In this study, the BMI values of both groups at the time of blood sampling for CT-1 were above the normal values and although there was no significant difference, the BMI of the preeclampsia group was higher than the control group (30.7 kg/m2, 28.9 kg/m2, respectively, p = .096). In a study published by Hung et al. it was shown that serum CT-1 level is inversely associated with obesity in nondiabetic individuals [Citation21]. Also, Jung et al. found that the serum CT-1 concentration was lower in overweight adolescents than in normal-weight adolescents, although there was no significant difference [Citation22]. One reason for the lower median serum CT-1 concentration in the preeclampsia group in our study compared to the control group may be the effect of the participants’ BMI, as stated in the studies above. Another reason why CT-1 was not higher in the preeclampsia group than in the control group is that CT-1 and the gp130 signaling pathway, which have been shown to be associated with hypertension in non-pregnant individuals, may not be the dominant pathway responsible for hypertension in preeclampsia.

The small number of participants and the fact that CT-1 expression in the placental tissue was not evaluated are the most important limitations of this study. In addition, CT-1 concentration in participants was assessed only once at the time of initial diagnosis. Weekly changes in serum CT-1 concentrations until delivery and the fact that the placenta’s contribution to these potential changes was not investigated are other limitations of our study.

To the best of our knowledge, this is the first study in the literature to examine maternal serum CT-1 concentrations in pregnant women diagnosed with preeclampsia.
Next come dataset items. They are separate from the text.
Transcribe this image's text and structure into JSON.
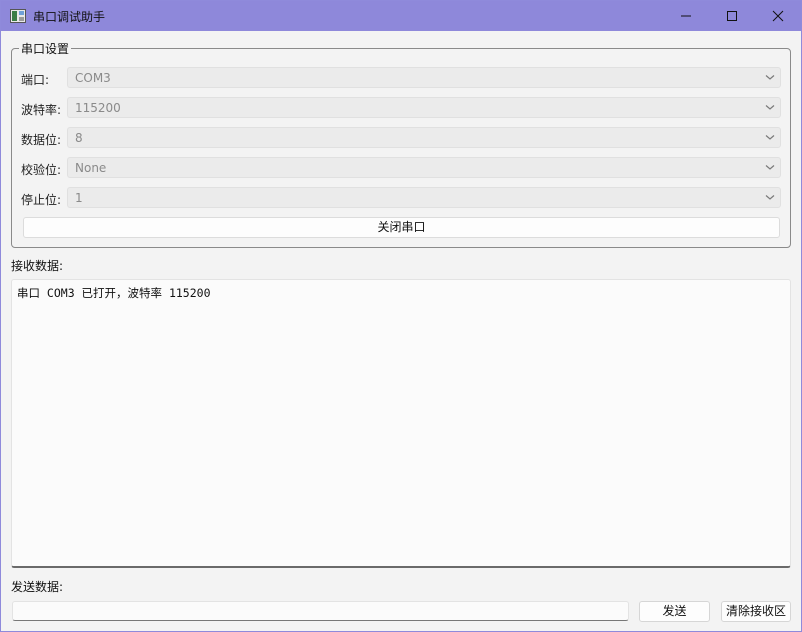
{
  "window": {
    "title": "串口调试助手"
  },
  "settings": {
    "group_title": "串口设置",
    "rows": [
      {
        "label": "端口:",
        "value": "COM3"
      },
      {
        "label": "波特率:",
        "value": "115200"
      },
      {
        "label": "数据位:",
        "value": "8"
      },
      {
        "label": "校验位:",
        "value": "None"
      },
      {
        "label": "停止位:",
        "value": "1"
      }
    ],
    "close_button": "关闭串口"
  },
  "receive": {
    "label": "接收数据:",
    "text": "串口 COM3 已打开，波特率 115200"
  },
  "send": {
    "label": "发送数据:",
    "input_value": "",
    "send_button": "发送",
    "clear_button": "清除接收区"
  }
}
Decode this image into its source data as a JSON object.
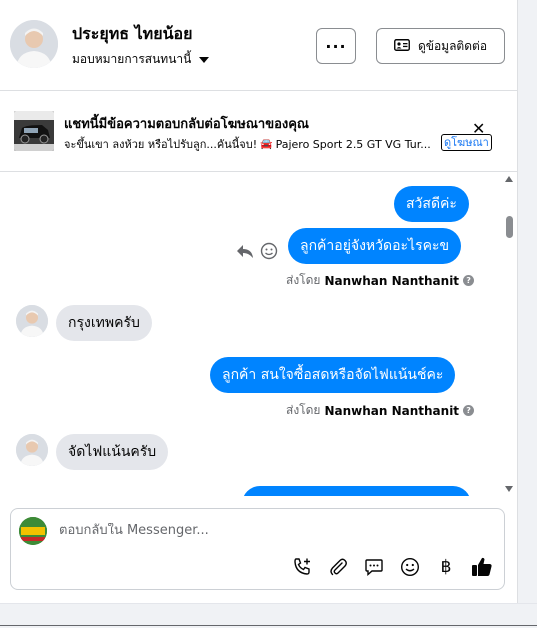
{
  "header": {
    "name": "ประยุทธ ไทยน้อย",
    "assignee": "มอบหมายการสนทนานี้",
    "more_label": "···",
    "contact_label": "ดูข้อมูลติดต่อ"
  },
  "ad": {
    "title": "แชทนี้มีข้อความตอบกลับต่อโฆษณาของคุณ",
    "text": "จะขึ้นเขา ลงห้วย หรือไปรับลูก...คันนี้จบ!",
    "car_label": "Pajero Sport 2.5 GT VG Tur...",
    "link_label": "ดูโฆษณา",
    "close_label": "✕"
  },
  "messages": {
    "m1": "สวัสดีค่ะ",
    "m2": "ลูกค้าอยู่จังหวัดอะไรคะข",
    "sent_by_prefix": "ส่งโดย",
    "sender": "Nanwhan Nanthanit",
    "m3": "กรุงเทพครับ",
    "m4": "ลูกค้า สนใจซื้อสดหรือจัดไฟแน้นช์คะ",
    "m5": "จัดไฟแน้นครับ"
  },
  "composer": {
    "placeholder": "ตอบกลับใน Messenger..."
  },
  "icons": {
    "reply": "reply-icon",
    "emoji": "smile-icon",
    "call": "phone-add-icon",
    "attach": "paperclip-icon",
    "saved_reply": "chat-bubble-icon",
    "emoji_tool": "smile-icon",
    "payment": "baht-icon",
    "like": "thumbs-up-icon"
  },
  "colors": {
    "outgoing_bubble": "#0084ff",
    "incoming_bubble": "#e4e6eb",
    "link": "#1877f2"
  }
}
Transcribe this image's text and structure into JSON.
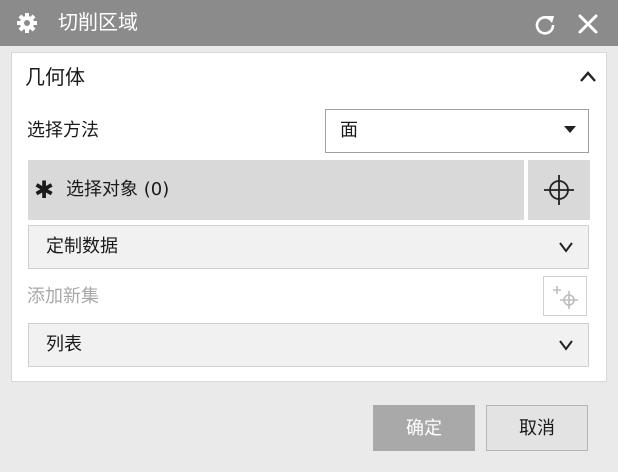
{
  "dialog": {
    "title": "切削区域",
    "title_icon": "gear-icon",
    "reset_icon": "reset-icon",
    "close_icon": "close-icon"
  },
  "geometry": {
    "group_title": "几何体",
    "collapse_icon": "chevron-up-icon",
    "method_label": "选择方法",
    "method_value": "面",
    "select_object_label": "选择对象 (0)",
    "required_icon": "asterisk-icon",
    "target_icon": "crosshair-icon",
    "custom_data_label": "定制数据",
    "add_new_set_label": "添加新集",
    "add_set_icon": "add-set-icon",
    "list_label": "列表"
  },
  "footer": {
    "ok_label": "确定",
    "cancel_label": "取消"
  },
  "colors": {
    "titlebar": "#8b8b8b",
    "selected_row": "#d9d9d9",
    "disabled_button": "#a9a9a9"
  }
}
In conclusion, this study investigating serum CT-1 concentrations in preeclampsia is a preliminary study. We found that the serum CT-1 concentration of women whose pregnancy was complicated by preeclampsia was similar to that of healthy controls. To clearly understand the role of the CT-1 molecule in the pathophysiology of preeclampsia, there are many issues still to be investigated, including the expression of the CT-1 in the placental tissue, its contribution to the serum CT-1 concentration, and the changes in the serum CT-1 concentrations throughout the pregnancy.

Acknowledgments

The authors thank all participants who voluntarily participated in this study.

Disclosure statement

No potential conflict of interest was reported by the author(s).

Data availability statement

Data supporting the findings of this study are available in the OSFHOME data repository with DOI identifier 10.17605/OSF.IO/RFT8E.

Additional information

Funding

The author(s) reported there is no funding associated with the work featured in this article.